A widowed daughter in law can only claim maintenance from her father in law when she is unable to maintain herself out of the property of her husband, father, mother, daughter, or son.
The maintenance of widowed daughter in law is also given under Section 21 of the Hindu Adoption and Maintenance Act, 1956. There was a controversy in the older Hindu Laws that whether the widow had a right to get maintenance only in the circumstances where she was residing with her deceased husband’s family. This controversy was cleared by the Privy Council in the case of Prithee Singh v. Raj Rani Koer. Their Lordships held that : “ The only requirement is that she must not leave her husband house for unchaste and unreasonable motives, and she has a right to get maintenance only if she is not guilty of unchastity or any other disreputable deeds after she leaves her deceased husband’s house.” Now under the modern Hindu law, i.e., Hindu Adoption and Maintenance Act, 1956, a widow is not bound to reside with the family of her deceased husband and even her unchastity does not bar her to claim maintenance.

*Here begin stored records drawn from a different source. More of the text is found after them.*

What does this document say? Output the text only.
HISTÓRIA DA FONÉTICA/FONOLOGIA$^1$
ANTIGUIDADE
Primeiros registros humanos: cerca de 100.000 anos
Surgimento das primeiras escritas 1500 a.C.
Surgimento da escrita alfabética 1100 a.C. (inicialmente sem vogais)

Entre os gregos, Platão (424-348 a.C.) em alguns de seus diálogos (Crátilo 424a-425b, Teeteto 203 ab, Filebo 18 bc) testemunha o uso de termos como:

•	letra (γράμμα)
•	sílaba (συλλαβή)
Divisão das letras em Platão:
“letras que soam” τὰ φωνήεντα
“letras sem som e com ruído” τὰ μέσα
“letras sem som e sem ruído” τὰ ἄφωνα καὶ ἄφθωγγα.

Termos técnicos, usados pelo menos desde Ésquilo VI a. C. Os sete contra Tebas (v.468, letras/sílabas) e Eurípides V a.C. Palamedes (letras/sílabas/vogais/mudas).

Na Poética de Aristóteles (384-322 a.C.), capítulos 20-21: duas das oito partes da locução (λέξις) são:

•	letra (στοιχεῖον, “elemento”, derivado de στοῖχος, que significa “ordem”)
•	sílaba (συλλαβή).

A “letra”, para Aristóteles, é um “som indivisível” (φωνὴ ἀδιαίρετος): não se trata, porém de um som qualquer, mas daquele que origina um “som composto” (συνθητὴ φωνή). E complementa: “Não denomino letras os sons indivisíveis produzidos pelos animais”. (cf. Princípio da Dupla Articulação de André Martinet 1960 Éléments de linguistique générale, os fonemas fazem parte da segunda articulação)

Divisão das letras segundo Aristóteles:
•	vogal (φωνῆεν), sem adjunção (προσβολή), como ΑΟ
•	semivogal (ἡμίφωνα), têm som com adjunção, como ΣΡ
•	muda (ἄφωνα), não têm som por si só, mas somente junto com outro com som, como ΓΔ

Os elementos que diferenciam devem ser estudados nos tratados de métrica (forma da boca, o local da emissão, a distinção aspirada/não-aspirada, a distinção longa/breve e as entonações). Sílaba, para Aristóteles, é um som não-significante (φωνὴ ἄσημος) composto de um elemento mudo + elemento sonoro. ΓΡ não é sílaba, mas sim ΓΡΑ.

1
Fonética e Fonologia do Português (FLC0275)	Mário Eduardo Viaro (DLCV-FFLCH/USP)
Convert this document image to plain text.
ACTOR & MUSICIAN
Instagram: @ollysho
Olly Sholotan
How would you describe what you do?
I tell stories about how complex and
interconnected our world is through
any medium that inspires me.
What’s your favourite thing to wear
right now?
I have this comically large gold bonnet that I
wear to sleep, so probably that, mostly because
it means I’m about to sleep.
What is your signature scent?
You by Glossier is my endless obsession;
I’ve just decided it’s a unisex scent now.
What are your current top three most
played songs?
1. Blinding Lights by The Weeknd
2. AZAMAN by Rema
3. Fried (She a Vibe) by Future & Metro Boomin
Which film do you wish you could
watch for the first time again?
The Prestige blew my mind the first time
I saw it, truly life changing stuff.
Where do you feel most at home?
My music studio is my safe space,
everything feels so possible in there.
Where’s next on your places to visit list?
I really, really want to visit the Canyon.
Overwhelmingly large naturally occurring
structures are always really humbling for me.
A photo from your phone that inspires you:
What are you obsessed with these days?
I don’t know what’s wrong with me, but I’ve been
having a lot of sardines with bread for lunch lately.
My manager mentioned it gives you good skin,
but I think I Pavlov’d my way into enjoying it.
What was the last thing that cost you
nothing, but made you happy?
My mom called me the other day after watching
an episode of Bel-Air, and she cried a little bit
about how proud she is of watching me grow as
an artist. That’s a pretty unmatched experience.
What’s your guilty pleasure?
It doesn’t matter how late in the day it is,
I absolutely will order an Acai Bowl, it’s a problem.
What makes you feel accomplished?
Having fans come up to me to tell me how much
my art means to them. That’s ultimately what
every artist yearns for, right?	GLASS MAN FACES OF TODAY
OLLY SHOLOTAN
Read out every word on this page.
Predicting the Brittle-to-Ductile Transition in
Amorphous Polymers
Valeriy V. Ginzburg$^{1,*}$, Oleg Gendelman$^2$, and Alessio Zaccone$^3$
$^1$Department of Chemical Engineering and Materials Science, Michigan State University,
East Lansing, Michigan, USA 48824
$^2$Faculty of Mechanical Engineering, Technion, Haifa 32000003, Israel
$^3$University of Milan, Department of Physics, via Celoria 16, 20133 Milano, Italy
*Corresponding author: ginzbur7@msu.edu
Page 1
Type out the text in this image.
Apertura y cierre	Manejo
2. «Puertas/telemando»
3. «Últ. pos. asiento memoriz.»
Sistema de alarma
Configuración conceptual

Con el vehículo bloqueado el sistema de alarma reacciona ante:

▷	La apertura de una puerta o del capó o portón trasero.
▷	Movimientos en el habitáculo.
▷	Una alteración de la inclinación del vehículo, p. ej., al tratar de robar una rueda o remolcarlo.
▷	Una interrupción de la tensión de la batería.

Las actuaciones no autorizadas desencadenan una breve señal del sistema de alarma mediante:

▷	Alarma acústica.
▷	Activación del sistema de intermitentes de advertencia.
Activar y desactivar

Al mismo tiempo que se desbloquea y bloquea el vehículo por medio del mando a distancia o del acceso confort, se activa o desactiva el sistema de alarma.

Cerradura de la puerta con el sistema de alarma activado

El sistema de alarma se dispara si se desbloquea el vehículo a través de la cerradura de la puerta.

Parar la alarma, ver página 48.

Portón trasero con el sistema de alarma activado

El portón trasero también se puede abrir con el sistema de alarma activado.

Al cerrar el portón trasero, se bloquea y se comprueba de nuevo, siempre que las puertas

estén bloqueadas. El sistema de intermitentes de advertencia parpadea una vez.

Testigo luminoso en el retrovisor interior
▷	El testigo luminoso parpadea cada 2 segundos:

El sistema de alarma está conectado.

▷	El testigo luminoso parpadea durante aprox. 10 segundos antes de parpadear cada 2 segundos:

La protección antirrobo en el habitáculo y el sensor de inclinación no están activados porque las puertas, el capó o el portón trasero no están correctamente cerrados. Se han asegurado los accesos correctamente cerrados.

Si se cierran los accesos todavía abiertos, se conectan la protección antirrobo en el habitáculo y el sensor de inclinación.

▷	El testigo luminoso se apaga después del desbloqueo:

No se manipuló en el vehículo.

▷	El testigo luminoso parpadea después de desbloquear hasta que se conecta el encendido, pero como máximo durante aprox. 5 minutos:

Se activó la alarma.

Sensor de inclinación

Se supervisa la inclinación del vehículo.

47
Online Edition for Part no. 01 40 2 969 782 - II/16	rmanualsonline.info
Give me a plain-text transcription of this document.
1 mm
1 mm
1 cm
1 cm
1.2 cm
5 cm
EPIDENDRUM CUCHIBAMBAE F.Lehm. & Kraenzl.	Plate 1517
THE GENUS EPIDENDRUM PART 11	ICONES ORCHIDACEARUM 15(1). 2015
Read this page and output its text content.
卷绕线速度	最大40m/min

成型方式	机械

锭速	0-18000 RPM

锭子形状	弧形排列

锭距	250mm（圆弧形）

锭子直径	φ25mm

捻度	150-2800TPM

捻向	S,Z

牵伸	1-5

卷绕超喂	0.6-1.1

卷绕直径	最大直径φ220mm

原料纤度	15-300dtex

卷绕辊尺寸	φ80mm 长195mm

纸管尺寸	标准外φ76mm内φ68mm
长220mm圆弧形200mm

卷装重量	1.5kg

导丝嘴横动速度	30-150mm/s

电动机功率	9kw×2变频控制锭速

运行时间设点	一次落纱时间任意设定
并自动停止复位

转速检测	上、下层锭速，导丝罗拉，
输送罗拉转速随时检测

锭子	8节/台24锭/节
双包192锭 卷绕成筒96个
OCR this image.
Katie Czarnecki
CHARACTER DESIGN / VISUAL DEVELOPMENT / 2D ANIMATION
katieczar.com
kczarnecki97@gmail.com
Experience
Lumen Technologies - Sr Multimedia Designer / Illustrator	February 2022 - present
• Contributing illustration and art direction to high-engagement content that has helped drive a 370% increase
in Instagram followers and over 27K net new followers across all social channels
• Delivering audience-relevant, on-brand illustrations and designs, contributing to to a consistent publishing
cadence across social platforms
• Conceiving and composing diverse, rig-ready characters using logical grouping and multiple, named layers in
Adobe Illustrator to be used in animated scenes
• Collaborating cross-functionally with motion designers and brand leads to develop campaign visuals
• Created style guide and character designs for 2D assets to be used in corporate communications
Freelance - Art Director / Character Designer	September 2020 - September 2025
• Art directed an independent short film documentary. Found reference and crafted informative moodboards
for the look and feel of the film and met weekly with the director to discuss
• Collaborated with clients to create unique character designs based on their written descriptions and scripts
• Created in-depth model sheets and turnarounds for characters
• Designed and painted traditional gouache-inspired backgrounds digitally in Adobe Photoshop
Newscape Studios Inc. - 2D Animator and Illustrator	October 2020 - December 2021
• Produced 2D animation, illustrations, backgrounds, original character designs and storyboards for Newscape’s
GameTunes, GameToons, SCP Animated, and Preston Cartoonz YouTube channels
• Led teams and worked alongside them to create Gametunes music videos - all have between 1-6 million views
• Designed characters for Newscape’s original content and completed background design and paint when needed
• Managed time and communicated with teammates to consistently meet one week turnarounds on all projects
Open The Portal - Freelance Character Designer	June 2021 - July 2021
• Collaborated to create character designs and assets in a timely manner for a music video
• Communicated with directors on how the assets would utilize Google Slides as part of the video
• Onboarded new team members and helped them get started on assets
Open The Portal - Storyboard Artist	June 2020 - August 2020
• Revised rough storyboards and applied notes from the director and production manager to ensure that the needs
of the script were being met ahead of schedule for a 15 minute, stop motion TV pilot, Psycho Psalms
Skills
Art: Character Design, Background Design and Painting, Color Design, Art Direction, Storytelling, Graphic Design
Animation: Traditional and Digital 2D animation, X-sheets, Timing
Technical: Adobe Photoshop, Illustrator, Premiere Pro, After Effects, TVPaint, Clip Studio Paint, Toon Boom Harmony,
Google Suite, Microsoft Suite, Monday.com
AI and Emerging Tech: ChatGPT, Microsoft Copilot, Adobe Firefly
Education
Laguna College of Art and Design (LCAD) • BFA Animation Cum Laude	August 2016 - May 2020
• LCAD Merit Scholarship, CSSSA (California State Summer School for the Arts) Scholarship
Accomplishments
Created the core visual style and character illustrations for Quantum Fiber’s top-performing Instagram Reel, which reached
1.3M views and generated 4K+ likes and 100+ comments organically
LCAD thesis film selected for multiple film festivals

A widow of a coparcener and also widow of a karta has a right to maintenance from the joint family property but she doesn’t hold any interest in the joint family property. When she succeeds her husband’s interest, her claim of maintenance does not get lost as per the Hindu Women’s Right to Property Act, 1937. Both the Acts go parallel and do not affect each other. Also, a widowed mother has a right to maintenance and even if he gets a share in the partition, her claim of maintenance does not comes to an end.
Conclusion
There were many social evils and norms against a woman in the ancient India and were continued during British Raj, no matter how much the British Crown tried to eradicate some. But with the revolution in time and formation of independent India and progressive leaders, India got many statutes which tried to make women empowered as well as gave more rights to them. Hindu Adoption and Maintenance Act, 1956 was passed in order to give maintenance a broader definition and to tell who and from whom maintenance can be claimed.
A daughter is not the only one who can claim maintenance but widowed daughter in law too has a right to claim maintenance from her in laws when she has no means to maintain herself, and this obligation is genuine as the in laws have got someone else daughter in their house and made her a part of their family and this relation cannot be come to an end even at the death of her husband.
Also, interpretation and precedents of the Courts have also helped in making this law more progressive and developed. But there are still many things to be improved in this Act such as strict consequences in the case when the in laws deny to give maintenance to the widowed daughter in law but only in those matters when the in law shave sufficient means to give maintenance but they don’t want to, otherwise this act will also be misused like other acts and provisions which were meant to provide right and safety to women but ended up becoming inevitable weapons and most misused rights in the hands of some women.